It is apt that SouthWings volunteer pilot John Steward carries his last name. In his work and his volunteer efforts, Steward looks after the environment and has done so for his entire professional life.
“Flying SouthWings missions is my current passion. I’ve flown dozens of SouthWings conservation missions in the Southeast since purchasing my Piper Saratoga,” says Steward, who bought his 1999 Saratoga in early 2021. He dubbed the airplane “The Green Queen,” and bases at DeKalb-Peachtree Airport (PDK) in Atlanta.
SouthWings is a Southeast U.S.-based nonprofit organization. It provides a perspective through flight “to better understand and help solve pressing environmental issues in the southeast,” according to the organization. It is headquartered in Asheville, North Carolina, and has more than 50 volunteer pilots who fly their own aircraft in 15 states, identifying environmental concerns and issues such as oil spills, providing hurricane relief, and addressing other natural and unnatural disasters, often with decision makers, politicians, and media on board.
Steward is an environmentalist and has worked in environmental and public health for more than 45 years. He worked for the U.S. Centers for Disease Control and Prevention (CDC) in Atlanta, the Indian Health Service, and recently retired from Georgia State University, where he taught public health.

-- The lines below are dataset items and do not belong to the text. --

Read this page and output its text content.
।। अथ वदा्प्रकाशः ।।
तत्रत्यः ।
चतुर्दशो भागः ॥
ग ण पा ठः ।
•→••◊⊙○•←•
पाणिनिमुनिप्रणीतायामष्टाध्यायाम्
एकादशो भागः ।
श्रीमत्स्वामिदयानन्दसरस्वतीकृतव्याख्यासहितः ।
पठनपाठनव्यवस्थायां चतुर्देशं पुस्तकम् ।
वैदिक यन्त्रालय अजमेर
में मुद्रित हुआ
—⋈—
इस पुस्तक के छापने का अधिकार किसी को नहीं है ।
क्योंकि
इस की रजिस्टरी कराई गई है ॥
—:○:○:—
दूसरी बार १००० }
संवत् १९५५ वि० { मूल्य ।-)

He earned his private pilot certificate in 1980. “My work colleague was taking private pilot lessons at the local FBO. I followed his recommendation to take ground school and think about taking lessons, but I couldn’t wait to get into the cockpit! I learned to fly in six months.”
Steward then owned a Cessna 172 and flew throughout the Western U.S. for several years. He and his wife, Pat, moved to Atlanta in 1986. He earned his instrument rating in 1987.
“My favorite/most impactful flight was to Waycross, Georgia, with a news crew. We met the St. Mary’s riverkeeper and flew around the complete perimeter of the Okefenokee National Wildlife Refuge where a proposed titanium mine threatened the environmental quality of the world class wetlands,” he said. “When The Conservation Fund purchased the proposed mining site and mineral rights, it effectively ended the threat of the mine and protected the swamp. This land acquisition was the culmination of years of advocacy by numerous environmental organizations, scientists, and concerned citizens, as well as efforts by elected officials to pass legislation to protect the area.”